The Munster SHC is more competitive than Leinster, Tipperary manager Michael Ryan has claimed, adding it will be particularly harsh on whichever two Munster counties exit the championship in mid-June.
After five rounds of provincial action this month and next, the fourth and fifth placed counties in Munster and Leinster will depart the scene, their season over by June 17.
“Survival will be the key word. It’s an unprecedented Munster championship,” Ryan said.
“It’s harsh that two will be gone by mid-June. It is particularly hard on the five teams in Munster such is the standard, because I genuinely think there is nothing between us.
“I would long since contend anybody can beat anybody in Munster. Only look back on our own history in Munster in the last few years and it’s choppy. You don’t do an awful lot wrong and you are on the wrong side of a result.
“Has Leinster been as competitive as Munster? I think not.”
Ryan took umbrage with the suggestion their league final defeat to Kilkenny showed up a mental fragility in his camp.
“We were the ones in the league final. I’ll point that out first. Realistically, there was 10 teams eligible to get there — we got there. Talk to the rest of them. I’m happy enough where we are at.

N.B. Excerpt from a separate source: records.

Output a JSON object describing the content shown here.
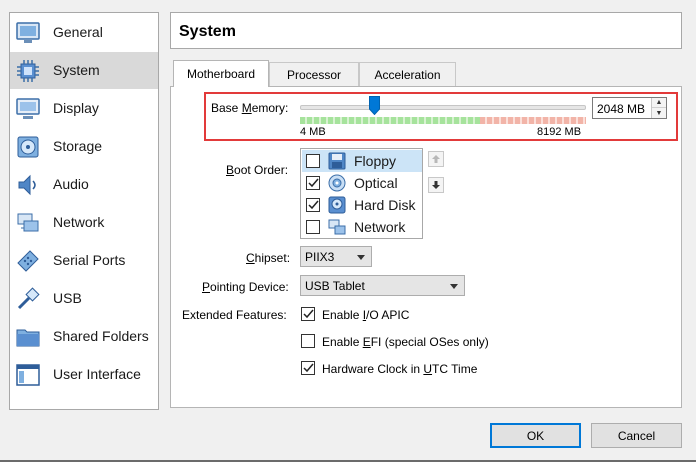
{
  "sidebar": {
    "items": [
      {
        "label": "General",
        "icon": "general-icon"
      },
      {
        "label": "System",
        "icon": "system-icon",
        "selected": true
      },
      {
        "label": "Display",
        "icon": "display-icon"
      },
      {
        "label": "Storage",
        "icon": "storage-icon"
      },
      {
        "label": "Audio",
        "icon": "audio-icon"
      },
      {
        "label": "Network",
        "icon": "network-icon"
      },
      {
        "label": "Serial Ports",
        "icon": "serial-ports-icon"
      },
      {
        "label": "USB",
        "icon": "usb-icon"
      },
      {
        "label": "Shared Folders",
        "icon": "shared-folders-icon"
      },
      {
        "label": "User Interface",
        "icon": "user-interface-icon"
      }
    ]
  },
  "page": {
    "title": "System"
  },
  "tabs": [
    {
      "label": "Motherboard",
      "active": true
    },
    {
      "label": "Processor"
    },
    {
      "label": "Acceleration"
    }
  ],
  "base_memory": {
    "label": "Base Memory:",
    "value_text": "2048 MB",
    "value_mb": 2048,
    "min_label": "4 MB",
    "max_label": "8192 MB"
  },
  "boot_order": {
    "label": "Boot Order:",
    "items": [
      {
        "label": "Floppy",
        "checked": false,
        "icon": "floppy-icon",
        "selected": true
      },
      {
        "label": "Optical",
        "checked": true,
        "icon": "optical-disc-icon"
      },
      {
        "label": "Hard Disk",
        "checked": true,
        "icon": "hard-disk-icon"
      },
      {
        "label": "Network",
        "checked": false,
        "icon": "network-icon"
      }
    ]
  },
  "chipset": {
    "label": "Chipset:",
    "value": "PIIX3"
  },
  "pointing_device": {
    "label": "Pointing Device:",
    "value": "USB Tablet"
  },
  "extended_features": {
    "label": "Extended Features:",
    "items": [
      {
        "label": "Enable I/O APIC",
        "checked": true
      },
      {
        "label": "Enable EFI (special OSes only)",
        "checked": false
      },
      {
        "label": "Hardware Clock in UTC Time",
        "checked": true
      }
    ]
  },
  "buttons": {
    "ok": "OK",
    "cancel": "Cancel"
  },
  "colors": {
    "highlight_border": "#e23a3a",
    "selection": "#cce4f7",
    "accent": "#0078d7"
  }
}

“Kilkenny did what they do best, play for 70-plus minutes. That is the single biggest feather in their cap that the rest of us strive for. They are the market leaders in that. And have been. On top of quality players — we all have quality players — that is the single biggest differentiator between Kilkenny and the rest of us.”
On the injury front, the Tipp manager expects Séamus Callanan to be available for their Munster SHC opener away to Limerick on May 20.
The three-time All Star missed their entire league campaign having underwent surgery on his back in late January to repair bulging discs.
The 29-year old lined out for his club, Drom & Inch, over the weekend, with Ryan yesterday declaring the full-forward is in “great shape”.
“I expect Séamus to be available. He’s healthy and that’s the main thing. The benefit of being 6’3 is you don’t put up weight or at least you don’t appear to.”
The news isn’t as positive where Michael Cahill is concerned, the corner-back hobbling out of Thurles Sarsfields’ championship game over the weekend with a hamstring injury.
“We need a definitive prognosis of how he is. We are hoping he got off in time. It never looks good when you see a guy going off putting ice on a hamstring. As long as it’s not a grade one. If it’s a little bit easier than that, then it’s okay. The key thing is that we get him back and get him back right.”